In the view of Table 4, when we applied their [21] ANPR framework on our dataset, the processing computation time taken per image is approximately 44 seconds with an average score of 9% using the fuzzywuzzy library. It did not recognize the plate characters well, due to poor localization done by edge detection. Moreover, after applying our ANPR approach on their given dataset of resolution (1140 × 641), we achieved a better outcome with a 71% average accuracy score in less computation time as the localization is improved by the use of YOLOv4.
From the comparative analysis in Table 5, we can easily observe that our proposed ANPR system achieved the best results. The previous ANPR system used different techniques, namely, edge detection, histogram equalization, and CCA for localization which is not an efficient way to handle every type of vehicle number plate. Their preprocessing techniques did not work well on double-row number plates due to the poor localization approach. Our employed YOLO-based ANPR framework performs fast and more efficiently for detecting such challenging plates. They used different metrics to evaluate their performance rate; hence, we used the average score metric for our proposed method by usingthe fuzzywuzzy python library.

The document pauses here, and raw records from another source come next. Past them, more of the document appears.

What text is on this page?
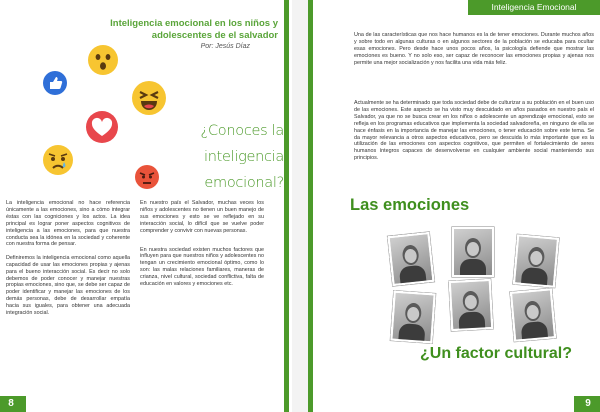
Inteligencia emocional en los niños y
adolescentes de el salvador
Por: Jesús Díaz
¿Conoces la inteligencia
emocional?

La inteligencia emocional no hace referencia únicamente a las emociones, sino a cómo integrar éstas con las cogniciones y los actos. La idea principal es lograr poner aspectos cognitivos de inteligencia a las emociones, para que nuestra conducta sea la idónea en la sociedad y coherente con nuestra forma de pensar.

Definiremos la inteligencia emocional como aquella capacidad de usar las emociones propias y ajenas para el bueno interacción social. Es decir no solo debemos de poder conocer y manejar nuestras propias emociones, sino que, se debe ser capaz de poder identificar y manejar las emociones de los demás personas, debe de desarrollar empatía hacia sus iguales, para obtener una adecuada integración social.

En nuestro país el Salvador, muchas veces los niños y adolescentes no tienen un buen manejo de sus emociones y esto se ve reflejado en su interacción social, lo difícil que se vuelve poder comprender y convivir con nuevas personas.

En nuestra sociedad existen muchos factores que influyen para que nuestros niños y adolescentes no tengan un crecimiento emocional óptimo, como lo son: las malas relaciones familiares, maneras de crianza, nivel cultural, sociedad conflictiva, falta de educación en valores y emociones etc.

8
Inteligencia Emocional

Una de las características que nos hace humanos es la de tener emociones. Durante muchos años y sobre todo en algunas culturas o en algunos sectores de la población se educaba para ocultar esas emociones. Pero desde hace unos pocos años, la psicología defiende que mostrar las emociones es bueno. Y no solo eso, ser capaz de reconocer las emociones propias y ajenas nos permite una mejor socialización y nos facilita una vida más feliz.

Actualmente se ha determinado que toda sociedad debe de culturizar a su población en el buen uso de las emociones. Este aspecto se ha visto muy descuidado en años pasados en nuestro país el Salvador, ya que no se busca crear en los niños o adolescente un aprendizaje emocional, esto se refleja en los programas educativos que implementa la sociedad salvadoreña, en ninguno de ella se hace énfasis en la importancia de manejar las emociones, o tener educación sobre este tema. Se da mayor relevancia a otros aspectos educativos, pero se descuida lo más importante que es la utilización de las emociones con aspectos cognitivos, que permiten el fortalecimiento de seres humanos íntegros capaces de desenvolverse en cualquier ambiente social manteniendo sus principios.

9
Las emociones
¿Un factor cultural?
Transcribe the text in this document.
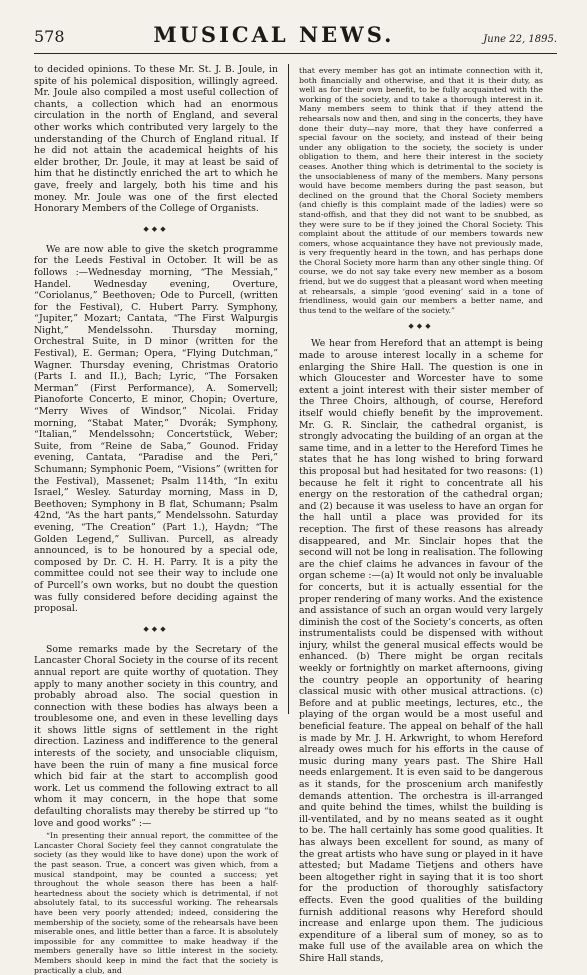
578	MUSICAL NEWS.	June 22, 1895.

to decided opinions. To these Mr. St. J. B. Joule, in spite of his polemical disposition, willingly agreed. Mr. Joule also compiled a most useful collection of chants, a collection which had an enormous circulation in the north of England, and several other works which contributed very largely to the understanding of the Church of England ritual. If he did not attain the academical heights of his elder brother, Dr. Joule, it may at least be said of him that he distinctly enriched the art to which he gave, freely and largely, both his time and his money. Mr. Joule was one of the first elected Honorary Members of the College of Organists.

◆◆◆

We are now able to give the sketch programme for the Leeds Festival in October. It will be as follows :—Wednesday morning, “The Messiah,” Handel. Wednesday evening, Overture, “Coriolanus,” Beethoven; Ode to Purcell, (written for the Festival), C. Hubert Parry. Symphony, “Jupiter,” Mozart; Cantata, “The First Walpurgis Night,” Mendelssohn. Thursday morning, Orchestral Suite, in D minor (written for the Festival), E. German; Opera, “Flying Dutchman,” Wagner. Thursday evening, Christmas Oratorio (Parts I. and II.), Bach; Lyric, “The Forsaken Merman” (First Performance), A. Somervell; Pianoforte Concerto, E minor, Chopin; Overture, “Merry Wives of Windsor,” Nicolai. Friday morning, “Stabat Mater,” Dvorák; Symphony, “Italian,” Mendelssohn; Concertstück, Weber; Suite, from “Reine de Saba,” Gounod. Friday evening, Cantata, “Paradise and the Peri,” Schumann; Symphonic Poem, “Visions” (written for the Festival), Massenet; Psalm 114th, “In exitu Israel,” Wesley. Saturday morning, Mass in D, Beethoven; Symphony in B flat, Schumann; Psalm 42nd, “As the hart pants,” Mendelssohn. Saturday evening, “The Creation” (Part 1.), Haydn; “The Golden Legend,” Sullivan. Purcell, as already announced, is to be honoured by a special ode, composed by Dr. C. H. H. Parry. It is a pity the committee could not see their way to include one of Purcell’s own works, but no doubt the question was fully considered before deciding against the proposal.

◆◆◆

Some remarks made by the Secretary of the Lancaster Choral Society in the course of its recent annual report are quite worthy of quotation. They apply to many another society in this country, and probably abroad also. The social question in connection with these bodies has always been a troublesome one, and even in these levelling days it shows little signs of settlement in the right direction. Laziness and indifference to the general interests of the society, and unsociable cliquism, have been the ruin of many a fine musical force which bid fair at the start to accomplish good work. Let us commend the following extract to all whom it may concern, in the hope that some defaulting choralists may thereby be stirred up “to love and good works” :—

“In presenting their annual report, the committee of the Lancaster Choral Society feel they cannot congratulate the society (as they would like to have done) upon the work of the past season. True, a concert was given which, from a musical standpoint, may be counted a success; yet throughout the whole season there has been a half-heartedness about the society which is detrimental, if not absolutely fatal, to its successful working. The rehearsals have been very poorly attended; indeed, considering the membership of the society, some of the rehearsals have been miserable ones, and little better than a farce. It is absolutely impossible for any committee to make headway if the members generally have so little interest in the society. Members should keep in mind the fact that the society is practically a club, and

that every member has got an intimate connection with it, both financially and otherwise, and that it is their duty, as well as for their own benefit, to be fully acquainted with the working of the society, and to take a thorough interest in it. Many members seem to think that if they attend the rehearsals now and then, and sing in the concerts, they have done their duty—nay more, that they have conferred a special favour on the society, and instead of their being under any obligation to the society, the society is under obligation to them, and here their interest in the society ceases. Another thing which is detrimental to the society is the unsociableness of many of the members. Many persons would have become members during the past season, but declined on the ground that the Choral Society members (and chiefly is this complaint made of the ladies) were so stand-offish, and that they did not want to be snubbed, as they were sure to be if they joined the Choral Society. This complaint about the attitude of our members towards new comers, whose acquaintance they have not previously made, is very frequently heard in the town, and has perhaps done the Choral Society more harm than any other single thing. Of course, we do not say take every new member as a bosom friend, but we do suggest that a pleasant word when meeting at rehearsals, a simple ‘good evening’ said in a tone of friendliness, would gain our members a better name, and thus tend to the welfare of the society.”

◆◆◆

We hear from Hereford that an attempt is being made to arouse interest locally in a scheme for enlarging the Shire Hall. The question is one in which Gloucester and Worcester have to some extent a joint interest with their sister member of the Three Choirs, although, of course, Hereford itself would chiefly benefit by the improvement. Mr. G. R. Sinclair, the cathedral organist, is strongly advocating the building of an organ at the same time, and in a letter to the Hereford Times he states that he has long wished to bring forward this proposal but had hesitated for two reasons: (1) because he felt it right to concentrate all his energy on the restoration of the cathedral organ; and (2) because it was useless to have an organ for the hall until a place was provided for its reception. The first of these reasons has already disappeared, and Mr. Sinclair hopes that the second will not be long in realisation. The following are the chief claims he advances in favour of the organ scheme :—(a) It would not only be invaluable for concerts, but it is actually essential for the proper rendering of many works. And the existence and assistance of such an organ would very largely diminish the cost of the Society’s concerts, as often instrumentalists could be dispensed with without injury, whilst the general musical effects would be enhanced. (b) There might be organ recitals weekly or fortnightly on market afternoons, giving the country people an opportunity of hearing classical music with other musical attractions. (c) Before and at public meetings, lectures, etc., the playing of the organ would be a most useful and beneficial feature. The appeal on behalf of the hall is made by Mr. J. H. Arkwright, to whom Hereford already owes much for his efforts in the cause of music during many years past. The Shire Hall needs enlargement. It is even said to be dangerous as it stands, for the proscenium arch manifestly demands attention. The orchestra is ill-arranged and quite behind the times, whilst the building is ill-ventilated, and by no means seated as it ought to be. The hall certainly has some good qualities. It has always been excellent for sound, as many of the great artists who have sung or played in it have attested; but Madame Tietjens and others have been altogether right in saying that it is too short for the production of thoroughly satisfactory effects. Even the good qualities of the building furnish additional reasons why Hereford should increase and enlarge upon them. The judicious expenditure of a liberal sum of money, so as to make full use of the available area on which the Shire Hall stands,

Therefore, considering the comparative study of our framework with the existing methodologies, we concluded that, by using our proposed pipeline on the Pakistani dataset, a better result would be achieved. Our proposed pipeline strategies are universal and applicable on every type of Pakistani vehicle datasets such as cars, bikes, and busses having double and/or single-row number plates.
6. Conclusions
This paper presents a novel ANPR framework using OCR Tesseract to address the vast heterogeneity and assortment of number plate genres across the provinces in Pakistan. The proposed OCR pipeline is tested on low-resolution images which are collected by considering the variations in the environment illumination and image orientation. The obtained mAP score for the plate extraction using YOLOv3 is 94.3% and YOLOv4 is 99.5% on 0.50 thresholds. The robust preprocessing techniques are applied to the localized plate image, and finally, the processed image is passed to the OCR Tesseract to recognize the number plate. Our introduced pipeline with the YOLOv4 model takes a 0.80-second average computation time per image and gives an average accuracy score of 73% for recognition. We have also processed our dataset using a previously proposed APNR framework based on KNN and got an average score of 9% due to the poor plate localization technique. Moreover, we found that LeNet CNN architecture gives 97.89% accuracy for character recognition on our dataset but an average score of 67.76% for complete plate recognition. Furthermore, we experimented with an available constrained high-resolution dataset on our proposed framework and gained an accuracy of 71%. The comparison between our proposed method and the existing ANPR approaches shows that our proposed framework using YOLOv4, preprocessing steps, and OCR Tesseract is applicable in real time. It can be concluded that, to the best of our knowledge, it is the first robust and low complexity ANPR framework for Pakistani number plates that gives reasonable accuracy for unconstrained plates. Finally, this paper can be useful for researchers to develop an ANPR framework for the countries having similar challenging vehicle number plate formats and styles. A promising direction for future research is to test our proposed framework on real-time scenarios that can be installed commercially and improving the pipeline to counter unconstrained scenarios like the distance between camera and vehicle.
Data Availability
The data that support the findings of this study are available from the corresponding author upon reasonable request.
Conflicts of Interest
The authors declare that they have no conflicts of interest.
Acknowledgments
This work was supported in part by the National University of Computer and Emerging Science, Chiniot Campus Pakistan. The research work was funded by an Internal National University of Computer and Emerging Science (NUCES) University research grant for faculty.